Proving a function is an inner product

[Vespero]

Homework Statement

I'm supposed to show that a function is an inner product if and only if b^2 - ac < 0 and a > 0.

I have proven all of the properties except that <x,x> > 0 if x!= 0. I would write the function out, but can't seem to get matrices to work.

The function is the product of a 1x2 matrix with entries x1 and x2, a 2x2 matrix with entries a, b, b, c, (filling in the top row, then moving to the bottom row), and a 2x1 matrix with entries y1, y2.

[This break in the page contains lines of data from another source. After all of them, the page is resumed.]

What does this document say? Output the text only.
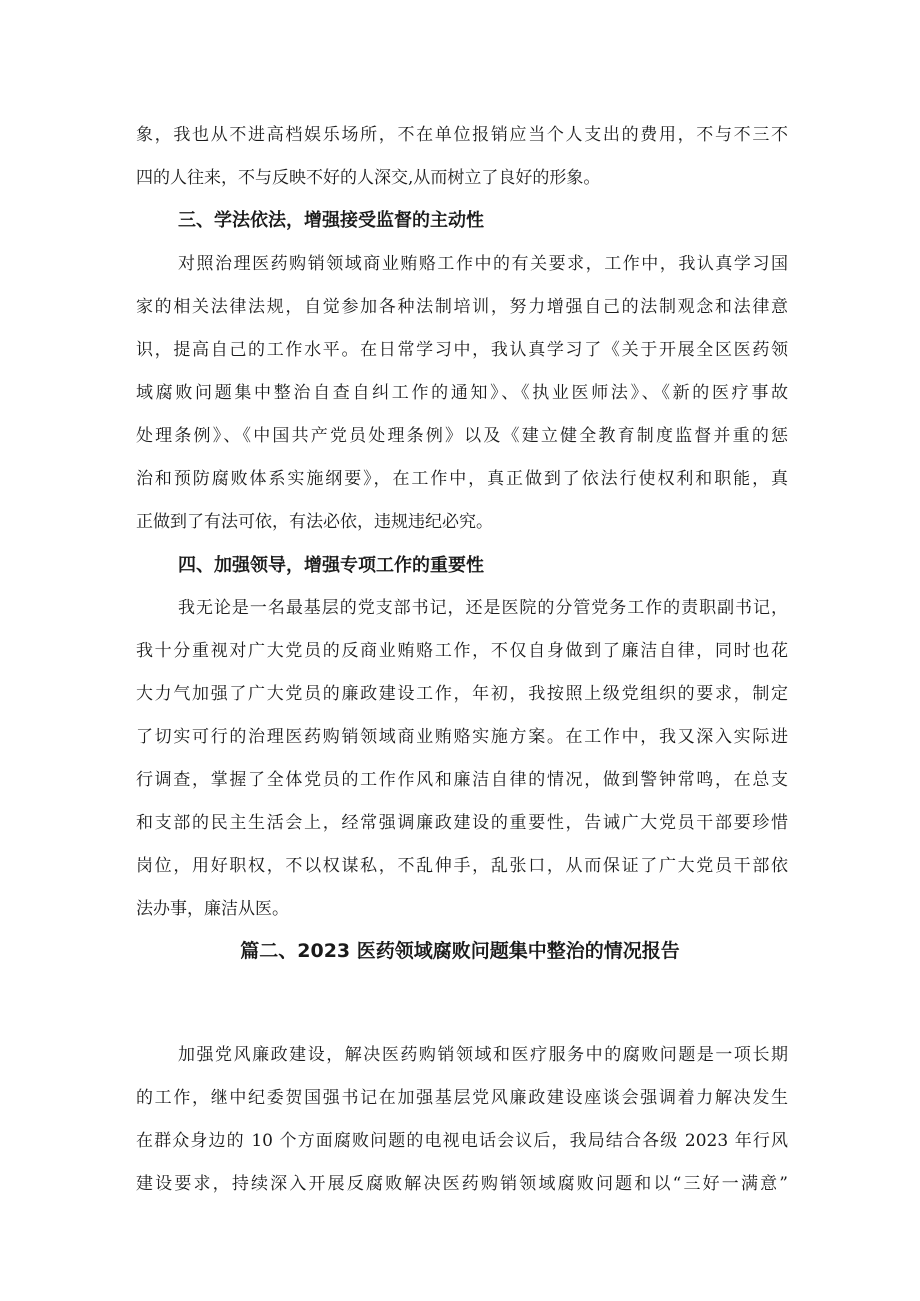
象，我也从不进高档娱乐场所，不在单位报销应当个人支出的费用，不与不三不
四的人往来，不与反映不好的人深交,从而树立了良好的形象。
三、学法依法，增强接受监督的主动性
对照治理医药购销领域商业贿赂工作中的有关要求，工作中，我认真学习国
家的相关法律法规，自觉参加各种法制培训，努力增强自己的法制观念和法律意
识，提高自己的工作水平。在日常学习中，我认真学习了《关于开展全区医药领
域腐败问题集中整治自查自纠工作的通知》、《执业医师法》、《新的医疗事故
处理条例》、《中国共产党员处理条例》以及《建立健全教育制度监督并重的惩
治和预防腐败体系实施纲要》，在工作中，真正做到了依法行使权利和职能，真
正做到了有法可依，有法必依，违规违纪必究。
四、加强领导，增强专项工作的重要性
我无论是一名最基层的党支部书记，还是医院的分管党务工作的责职副书记，
我十分重视对广大党员的反商业贿赂工作，不仅自身做到了廉洁自律，同时也花
大力气加强了广大党员的廉政建设工作，年初，我按照上级党组织的要求，制定
了切实可行的治理医药购销领域商业贿赂实施方案。在工作中，我又深入实际进
行调查，掌握了全体党员的工作作风和廉洁自律的情况，做到警钟常鸣，在总支
和支部的民主生活会上，经常强调廉政建设的重要性，告诫广大党员干部要珍惜
岗位，用好职权，不以权谋私，不乱伸手，乱张口，从而保证了广大党员干部依
法办事，廉洁从医。
篇二、2023 医药领域腐败问题集中整治的情况报告
加强党风廉政建设，解决医药购销领域和医疗服务中的腐败问题是一项长期
的工作，继中纪委贺国强书记在加强基层党风廉政建设座谈会强调着力解决发生
在群众身边的 10 个方面腐败问题的电视电话会议后，我局结合各级 2023 年行风
建设要求，持续深入开展反腐败解决医药购销领域腐败问题和以“三好一满意”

After multiplication, I arrive at
<x,x> = a(x1)^2 + 2b(x1)(x2) + c(x2)^2 > 0.

Now I must prove that this is true if and only if b^2 - ac < 0 and a > 0, but am not sure how to go about this.

Homework Equations

The Attempt at a Solution

I thought about different ways of inserting the conditions into the inequality or assuming that they were false and trying to arrive at a contradiction, but I can't seem to utilize them in a useful way.

 

[Hurkyl]

Some other things to try are:

Plugging in specific values for x1 and x2 to get a system of inequalities involving only a, b, and c.

Using the power of linear algebra to analyze the matrix and see if you can simply the problem or otherwise transform it into an easier one.

Using the power of high-school algebra to study and simplify a quadratic equation.

 

[jambaugh]

I'm guessing your function is:
$$\langle \mathbf{x},\mathbf{y}\rangle = \left( \begin{array}{c c} x_1 & x_2 \end{array}\right) \left( \begin{array}{c c} a & b\\ b & c\end{array}\right)\left(\begin{array}{c} y_1\\y_2 \end{array}\right)$$

I think your best bet is to complete the square on the quadratic. Treat it as a quadratic polynomial in x1.

Recall the process of completing the square:
$$x^2 + 2Bx+C = x^2 + 2Bx + B^2 - B^2 + C = (x+B)^2 -B^2 + C$$